@hello_interview

Oops - made a mistake at 6:06. The error here is missing a page (with low probability) not re-crawling a page. Thanks @spencer856 and others for calling this out.

@glowfall

I'd add two classic examples of real-world use of Bloom filters:
1. An in-memory cache in front of SSTables stored on disk in Apache Cassandra. This is a clever solution because SSTables are naturally immutable and do not require any synchronization (unlike the previously mentioned example with a generic cache).
2. Malicious URL detection in web browsers. Browsers download a compressed Bloom filter containing known harmful sites and first check the visited URL against it. If the filter indicates a possible match, the browser then performs a secondary verification with the server.

@iChrisBirch

Awesome video, loved the examples and clear explanation.  Mostly the diagrams with speaker in corner.  No unnecessary distracting animations or sound effects.  Great work!

@alby-p8s

Thank you for leaving in the bit with the math, it's nice to know everyone second guesses themselves on it haha

@spencer856

In your web crawler example you say that the bloom filter would make it so you'd re-crawl a page sometimes. The way I was interpreting it was that you'd use the bloom filter to determine if you've already crawled the page, since it gives false positives not false negatives, shouldn't it cause you to skip some pages that you haven't crawled rather than causing you to recrawl pages you have?

@shashwatkumar6965

HyperLogLog keeps count of max "leading zeroes" and not "trailing zeroes". Most hashing algorithms like SHA or Murmur try to do uniform randomization which means every bit has an equal chance of being 0 or 1. This means the chance of hash starting with 1st bit as zero is 1/2, chance of leading 2 zeroes is 1/4, chance of 3 is 1/8. ie chance of k leading zeroes is 1/2^(k+1). 

If we take hashes for n samples, then probability of getting 1 sample's hash with k leading zeroes => n * (1/2^(k+1) = 1. 
Solve for n:
1/n = 1/2^(k+1)   =>   n = 2^(k+1)

so this means if we have max 3 leading zeroes then to get 1 hash with 3 leading zeroes we should have hashed ~= 2^3 unique elements.

@avinashpandey6028

Not sure if cache example is valid.

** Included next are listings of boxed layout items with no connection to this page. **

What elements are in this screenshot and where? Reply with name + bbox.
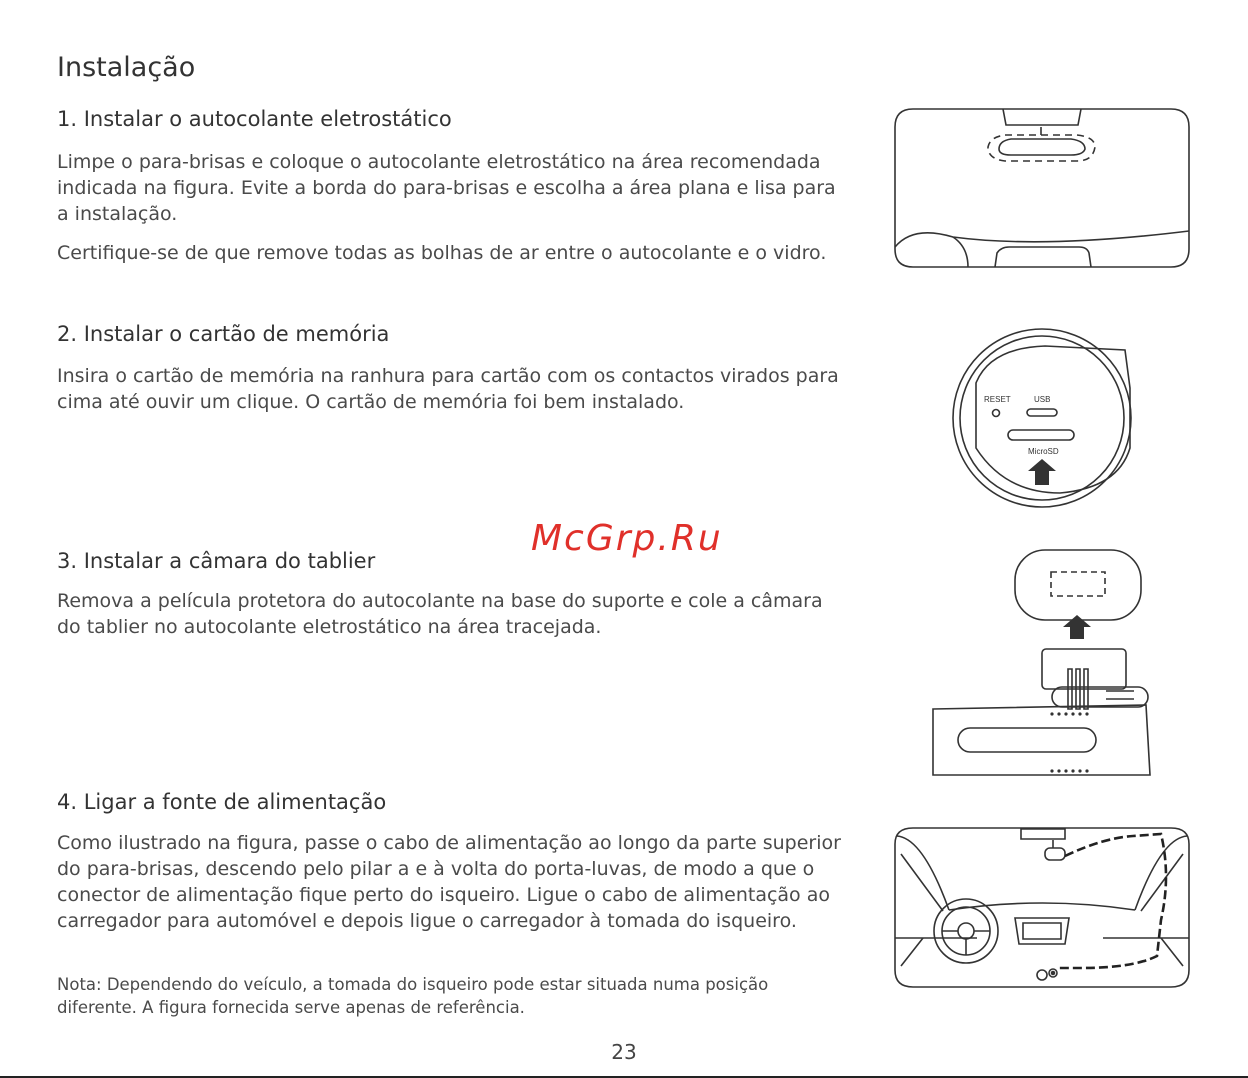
page-number: 23 [611,1040,637,1064]
section-3-heading: 3. Instalar a câmara do tablier [57,549,376,573]
reset-label: RESET [984,395,1011,404]
microsd-label: MicroSD [1028,447,1059,456]
section-4-paragraph: Como ilustrado na figura, passe o cabo de alimentação ao longo da parte superior do para-brisas, descendo pelo pilar a e à volta do porta-luvas, de modo a que o conector de alimentação fique perto do isqueiro. Ligue o cabo de alimentação ao carregador para automóvel e depois ligue o carregador à tomada do isqueiro. [57,832,841,932]
page-title: Instalação [57,52,196,83]
section-4-heading: 4. Ligar a fonte de alimentação [57,790,387,814]
watermark: McGrp.Ru [531,518,723,559]
section-1-heading: 1. Instalar o autocolante eletrostático [57,107,452,131]
figure-windshield-sticker [893,107,1191,269]
section-1-paragraph-1: Limpe o para-brisas e coloque o autocolante eletrostático na área recomendada indicada na figura. Evite a borda do para-brisas e escolha a área plana e lisa para a instalação. [57,151,836,225]
figure-memory-card-slot [950,328,1134,508]
section-4-note: Nota: Dependendo do veículo, a tomada do isqueiro pode estar situada numa posição diferente. A figura fornecida serve apenas de referência. [57,975,769,1017]
section-1-paragraph-2: Certifique-se de que remove todas as bolhas de ar entre o autocolante e o vidro. [57,242,827,264]
section-2-heading: 2. Instalar o cartão de memória [57,322,390,346]
figure-dashcam-mount [930,547,1155,777]
section-3-paragraph: Remova a película protetora do autocolante na base do suporte e cole a câmara do tablier no autocolante eletrostático na área tracejada. [57,590,823,638]
section-2-paragraph: Insira o cartão de memória na ranhura para cartão com os contactos virados para cima até ouvir um clique. O cartão de memória foi bem instalado. [57,365,839,413]
figure-cable-routing [893,826,1191,989]
usb-label: USB [1034,395,1051,404]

If you have a single server you can keep the bloom filter in memory of the server but if you have many servers(most likely) you may have extract out the bloom filter to an external component which will be same as having to query a cache. So not able to understand how exactly a bloom filter is adding an advantage here.

@souravmondal_

What was that behind the scenes-
 MEGAAAAA!

@Jowettchng

I haven’t watched it, but just wanted to say thank for a new video!! Looking forward to watching it!

@saketp18

I like the approach aim for simplicity and solve for bottleneck, rather then solving imaginary problems.

@AnonCom-g5j

Hey Stefan, do you have any advice for completing a secondary behavioral interview for Meta E4? Should I refine the stories I had rehearsed for the first or should I create entirely new ones? Can you share what improvements interviewers would be looking for?  Any other prep besides watching the conversation with Austen and continuing to practice? Btw, big shoutout to HelloInterview for helping me pass the system design.

@AniketSingh-nx4ds

Please make a system design video on Google docs product. Would be a different architecture from all the existing ones on your channel

@AniketSingh-nx4ds

Can we please get one on database concurreny optimising mechanims. Like discussing single leader replication, multi leader repliaction, plus how write conflicts are handled, abd how to use one in a system design interview

@indrajitvijayakumar6021

Thank you so much for this amazing content! :)

@sunderviswanathan9134

this is the first video I felt I need a 1 hour explanation . Maybe I am slow to process this since I am new but the pace felt too much

@gsriram7

19:20 Fred Again, well played! 😄

@adboateng

Can you please do a system design for a peer-to-peer carsharing/rental marketplace?

@skullTT

hyperloglog only need to keep track of the largest trailing 0s. In terms of space, it needs only one integer for each bucket? Then in real scenario, how many buckets do we use?

@bumbumbole1236

How did Christina caused Index 3  Hash 1 at @10:22 from 1->3

@JenekPES

11:55 if I got this right, hash 1 index 3 should've had a value of 2, as we are incrementing a value each time?